El Mundo
Domingo 05 de Febrero de 2017

Lula despidió a su esposa Marisa con un duro discurso

En el velorio dijo que su compañera "murió triste, afectada por la canallada y la maldad", en referencia a las acusaciones judiciales.

Lula da Silva despidió a su fallecida esposa y compañera de batallas, Marisa Leticia, en un emotivo y multitudinario velorio que acabó con un duro discurso contra las acusaciones de corrupción que han perseguido al matrimonio. Lula enfrenta cinco acusaciones judiciales.

   "Marisa murió triste", manifestó Lula frente al féretro de la ex primera dama, cubierto con una bandera brasileña y otra roja del Partido de los Trabajadores (PT). Murió afectada por "la canallada, la imbecilidad y la maldad que hicieron con ella", añadió el ex mandatario (2003-2010). "Tengo 71 años y creo que voy a vivir mucho porque quiero que los criminales que levantaron ligerezas contra Marisa tengan la humildad para pedirle disculpas", dijo un conmovido Lula, aplaudido por la multitud de militantes que se agolparon en la sede del Sindicato de los Metalúrgicos, en el cordón obrero de San Pablo.

   Marisa Leticia Rocco —con quien Lula se casó en 1974 después de ambos quedar viudos de sus primeros matrimonios y con quien tuvo tres hijos— falleció a los 66 años en el Hospital Sirio Libanés de San Pablo luego de haber sufrido un accidente cerebrovascular el pasado 24 de enero. Vestido íntegramente de negro, Lula fue recibiendo a lo largo de la mañana el pésame y los abrazos de centenares de militantes enfundados en la camiseta roja del PT que se acercaron a la sede sindical, donde la pareja se conoció hace cuatro décadas.

   La destituida ex presidenta Dilma Rousseff y la plana mayor del partido también quisieron estar presentes en el velorio, que finalizó con un breve pero duro mensaje político de Lula contra los fiscales y jueces del caso Lava Jato-Petrobras.

   Lula enfrenta cinco acusaciones judiciales ligadas al megaescándalo de corrupción, algunas de las cuales involucran a su difunta esposa. Pero él insiste en que se trata de una persecución que busca impedir que se presente a las elecciones presidenciales de 2018. Todo el PT suscribe esta tesis, así como lo hizo con la destitución de Dilma Rousseff.
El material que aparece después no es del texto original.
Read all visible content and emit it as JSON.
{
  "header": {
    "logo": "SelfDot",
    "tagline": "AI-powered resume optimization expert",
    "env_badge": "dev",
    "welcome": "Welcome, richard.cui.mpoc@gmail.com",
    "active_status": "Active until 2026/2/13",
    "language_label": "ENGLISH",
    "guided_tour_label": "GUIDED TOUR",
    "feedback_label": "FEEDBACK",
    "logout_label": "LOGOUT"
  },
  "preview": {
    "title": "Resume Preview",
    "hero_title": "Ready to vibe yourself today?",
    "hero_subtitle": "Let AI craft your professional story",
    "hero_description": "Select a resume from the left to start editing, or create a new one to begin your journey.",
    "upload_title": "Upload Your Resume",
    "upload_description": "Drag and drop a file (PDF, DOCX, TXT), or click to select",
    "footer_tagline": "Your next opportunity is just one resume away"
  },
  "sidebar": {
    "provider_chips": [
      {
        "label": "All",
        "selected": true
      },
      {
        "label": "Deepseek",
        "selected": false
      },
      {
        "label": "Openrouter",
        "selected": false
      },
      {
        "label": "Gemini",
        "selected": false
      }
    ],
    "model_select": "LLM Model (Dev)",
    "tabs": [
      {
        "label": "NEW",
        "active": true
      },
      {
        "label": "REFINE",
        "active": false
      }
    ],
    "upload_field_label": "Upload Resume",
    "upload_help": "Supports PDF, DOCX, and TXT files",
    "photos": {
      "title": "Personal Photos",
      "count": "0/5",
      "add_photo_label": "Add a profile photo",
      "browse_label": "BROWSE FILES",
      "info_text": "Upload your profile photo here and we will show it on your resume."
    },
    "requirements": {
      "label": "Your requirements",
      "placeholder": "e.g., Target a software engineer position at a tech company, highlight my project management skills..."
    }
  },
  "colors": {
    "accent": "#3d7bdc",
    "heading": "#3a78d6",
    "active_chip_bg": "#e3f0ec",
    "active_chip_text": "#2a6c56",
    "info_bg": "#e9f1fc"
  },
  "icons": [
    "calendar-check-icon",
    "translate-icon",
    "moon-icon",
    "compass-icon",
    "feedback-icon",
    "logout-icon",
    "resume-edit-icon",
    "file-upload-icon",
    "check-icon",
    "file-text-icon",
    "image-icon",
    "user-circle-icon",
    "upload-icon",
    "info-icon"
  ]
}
   "Si alguien tiene miedo en este país, si alguien cometió corrupción, si alguien tiene miedo de ir preso, no es este hombre que está enterrando a su mujer hoy", dijo el exmandatario asegurando que tiene la "conciencia muy tranquila. Marisa, descansa en paz que tu Lulinha de paz y amor aun va a seguir luchando mucho para defender tu honra", prometió Lula antes de romper a llorar, al grito de sus seguidores: "Lula guerrero del pueblo brasileño".

   "Yo admiraba mucho a Marisa Leticia, una mujer que siempre luchó al lado de Lula. Tenía muchas ganas de venir a este último homenaje y acompañar a Lula", dijo Jeisa Mota, una peluquera de 27 años. Altos dirigentes del partido no dudaron en denunciar el año de turbulencias y sobresaltos judiciales que sufre el ex mandatario y alcanzó a su esposa. "No es una exageración decir que mataron a doña Marisa, ella fue víctima de una persecución gigantesca y no aguantó", disparó el senador del PT Lindbergh Farias. Y Gilberto Carvalho, ex jefe de gabinete de Lula y ex ministro de Rousseff agregó: "Hace un año que doña Marisa no tenía ninguna alegría, vivía bajo amenazas de prisión, de prisión de los hijos. Tengo convicción que su partida prematura está muy ligada a ese clima de odio".

   Muchos brasileños, sin embargo, tienen otra opinión: la Justicia tiene alta credibilidad en los sondeos, mientras Lula, Rousseff y los políticos en general están por el suelo. Las cinco acusaciones han erosionado la imagen primigenia del Lula luchador obrero que llegó a la presidencia en 2003. El jueves en la noche, el presidente conservador Michel Temer, que sustituyó a Rousseff, y el ex presidente y rival político durante años de Lula, Fernando Henrique Cardoso, fueron a darle el pésame.